И чем бы все кончилось, кто его знает, да за Трясогузкой горничная пришла домой уводить.
Поднялся было и Пугало, да опять сел. Увела горничная Трясогузку. Пугало с Павлушкой одни остались.
И стало вдруг Павлушке стыдно, что обидел он Пугалу.
Павлушка отыскал тряпочку, бережно закутал в тряпочку стеклянного любимого козленка, чтобы козленку холодно не было, и подал его Пугале.
-- Вот тебе, Пугало, бери!
Пугало встал, вихры торчали и щеки горели.
-- Павлушка, -- сказал Пугало не по-своему, -- ты... папашу... в заштат выгнали... благочинный. Мы, Павлушка, с голоду помрем.
5
Утром на следующий день Павлушка в гимназию не пошел. Надел было ранец, и подкосило.
Поставили Павлушке градусник: жар. Хотели в постель уложить, заартачился, не хотелось ложиться.
Пошел ходить по комнатам.
В окно смотрел.
За окном падал мокрый снег и, не долетая до мостовой, таял.
Таял снег на крышах, только на дровах у сарая лежал легким слоем.
И так тянулось время, так невесело.
Так Павлушке было невесело, -- плакать хотелось.

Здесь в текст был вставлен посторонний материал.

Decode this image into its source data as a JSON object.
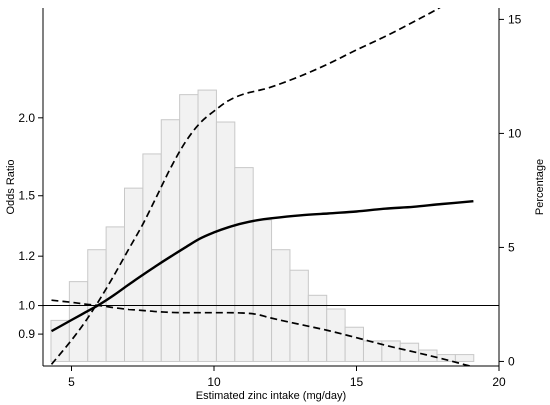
{
  "chart_data": {
    "type": "line",
    "title": "",
    "xlabel": "Estimated zinc intake (mg/day)",
    "ylabel_left": "Odds Ratio",
    "ylabel_right": "Percentage",
    "xlim": [
      4.0,
      20.0
    ],
    "left_axis": {
      "scale": "log",
      "ylim": [
        0.8,
        3.0
      ],
      "ticks": [
        0.9,
        1.0,
        1.2,
        1.5,
        2.0
      ],
      "tick_labels": [
        "0.9",
        "1.0",
        "1.2",
        "1.5",
        "2.0"
      ]
    },
    "right_axis": {
      "scale": "linear",
      "ylim": [
        -0.2,
        15.5
      ],
      "ticks": [
        0,
        5,
        10,
        15
      ],
      "tick_labels": [
        "0",
        "5",
        "10",
        "15"
      ]
    },
    "x_ticks": [
      5,
      10,
      15,
      20
    ],
    "x_tick_labels": [
      "5",
      "10",
      "15",
      "20"
    ],
    "reference_line": 1.0,
    "grid": false,
    "histogram": {
      "axis": "right",
      "bin_width": 0.645,
      "bin_starts": [
        4.28,
        4.925,
        5.57,
        6.215,
        6.86,
        7.505,
        8.15,
        8.795,
        9.44,
        10.085,
        10.73,
        11.375,
        12.02,
        12.665,
        13.31,
        13.955,
        14.6,
        15.245,
        15.89,
        16.535,
        17.18,
        17.825,
        18.47
      ],
      "values": [
        1.8,
        3.5,
        4.9,
        5.9,
        7.6,
        9.1,
        10.6,
        11.7,
        11.9,
        10.5,
        8.5,
        6.2,
        4.9,
        4.0,
        2.9,
        2.3,
        1.5,
        0.9,
        0.9,
        0.8,
        0.5,
        0.3,
        0.3
      ],
      "fill": "#f2f2f2",
      "stroke": "#c8c8c8"
    },
    "series": [
      {
        "role": "estimate",
        "style": "solid",
        "x": [
          4.3,
          5.0,
          5.5,
          6.0,
          6.5,
          7.0,
          7.5,
          8.0,
          8.5,
          9.0,
          9.5,
          10.0,
          10.5,
          11.0,
          11.5,
          12.0,
          13.0,
          14.0,
          15.0,
          16.0,
          17.0,
          18.0,
          19.1
        ],
        "y": [
          0.91,
          0.948,
          0.976,
          1.005,
          1.04,
          1.08,
          1.12,
          1.16,
          1.2,
          1.24,
          1.28,
          1.31,
          1.335,
          1.355,
          1.37,
          1.38,
          1.395,
          1.405,
          1.415,
          1.43,
          1.44,
          1.455,
          1.47
        ]
      },
      {
        "role": "upper-ci",
        "style": "dashed",
        "x": [
          4.3,
          5.0,
          5.5,
          6.0,
          6.5,
          7.0,
          7.5,
          8.0,
          8.5,
          9.0,
          9.5,
          10.0,
          10.5,
          11.0,
          11.5,
          12.0,
          13.0,
          14.0,
          15.0,
          16.0,
          17.0,
          18.0,
          19.1
        ],
        "y": [
          0.805,
          0.88,
          0.945,
          1.025,
          1.12,
          1.23,
          1.35,
          1.5,
          1.67,
          1.83,
          1.96,
          2.05,
          2.13,
          2.18,
          2.21,
          2.24,
          2.33,
          2.44,
          2.57,
          2.7,
          2.85,
          3.02,
          3.27
        ]
      },
      {
        "role": "lower-ci",
        "style": "dashed",
        "x": [
          4.3,
          5.0,
          5.5,
          6.0,
          6.5,
          7.0,
          7.5,
          8.0,
          8.5,
          9.0,
          9.5,
          10.0,
          10.5,
          11.0,
          11.5,
          12.0,
          13.0,
          14.0,
          15.0,
          16.0,
          17.0,
          18.0,
          19.1
        ],
        "y": [
          1.02,
          1.012,
          1.005,
          1.0,
          0.992,
          0.986,
          0.982,
          0.978,
          0.975,
          0.974,
          0.974,
          0.974,
          0.974,
          0.973,
          0.968,
          0.955,
          0.933,
          0.912,
          0.888,
          0.864,
          0.843,
          0.822,
          0.797
        ]
      }
    ]
  }
}
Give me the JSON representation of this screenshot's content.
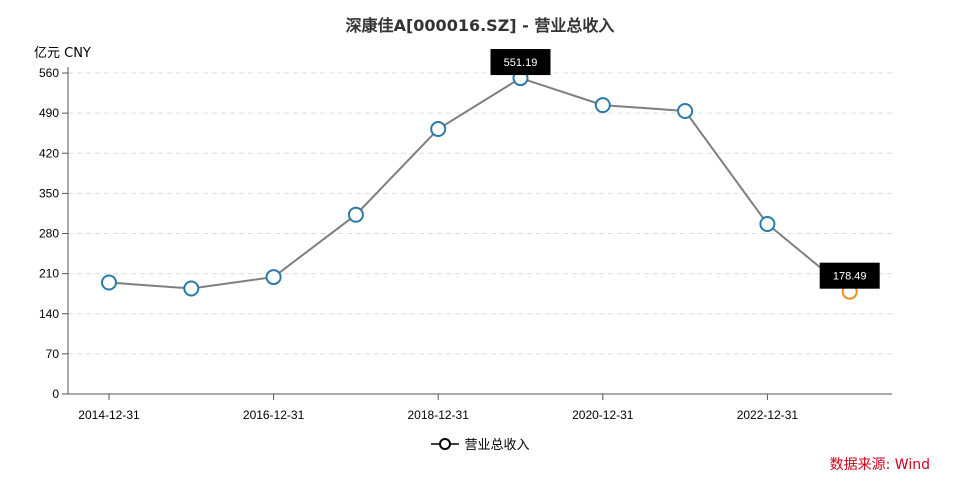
{
  "title": "深康佳A[000016.SZ] - 营业总收入",
  "unit_label": "亿元  CNY",
  "legend": {
    "label": "营业总收入"
  },
  "source": "数据来源: Wind",
  "colors": {
    "line": "#7f7f7f",
    "marker": "#2a7aa8",
    "marker_last": "#f28c1e",
    "grid": "#dddddd",
    "axis": "#555555",
    "tooltip_bg": "#000000"
  },
  "tooltips": [
    {
      "index": 5,
      "text": "551.19"
    },
    {
      "index": 9,
      "text": "178.49"
    }
  ],
  "chart_data": {
    "type": "line",
    "title": "深康佳A[000016.SZ] - 营业总收入",
    "xlabel": "",
    "ylabel": "亿元 CNY",
    "ylim": [
      0,
      560
    ],
    "yticks": [
      0,
      70,
      140,
      210,
      280,
      350,
      420,
      490,
      560
    ],
    "xtick_labels": [
      "2014-12-31",
      "2016-12-31",
      "2018-12-31",
      "2020-12-31",
      "2022-12-31"
    ],
    "grid": true,
    "legend_position": "bottom",
    "x": [
      "2014-12-31",
      "2015-12-31",
      "2016-12-31",
      "2017-12-31",
      "2018-12-31",
      "2019-12-31",
      "2020-12-31",
      "2021-12-31",
      "2022-12-31",
      "2023-12-31"
    ],
    "series": [
      {
        "name": "营业总收入",
        "values": [
          194.5,
          184.0,
          204.0,
          312.8,
          462.3,
          551.19,
          504.0,
          493.7,
          296.6,
          178.49
        ]
      }
    ]
  }
}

Столик стоял сиротливо, -- козленка не было. Жалко стало козленка. Зачем его отдал? Теперь у него нет ничего. И у Пугалы тоже нет ничего... с голоду помрет. И козленок и Пугало.
"А слоненок?"
Закрыл Павлушка глаза, стал на пальцах гадать: принесет Пугало слоненка или не принесет?
-- Нет. -- Нет. -- Нет, -- шептал, гадая, Павлушка.
А ну, как никакого слоненка и нет в шкапчике, а так он его себе выдумал? И откуда взяться слоненку в шкапчике?
А если слоненок на самом деле сидит в шкапчике, то дастся ли слоненок взять себя? Пойдет ли к нему? Не всем ведь дается слоненок, не ко всякому идет. К Пугале пойдет, а к нему?
Закрыл Павлушка глаза, завертел пальцами.
-- Да. -- Да. -- Да, -- шептал он, гадая.
В комнату сестры Кати вошел настройщик, стал пьянино настраивать.
-- Серый слоненок, серая мордочка, -- будто выговаривая, ударяла нота.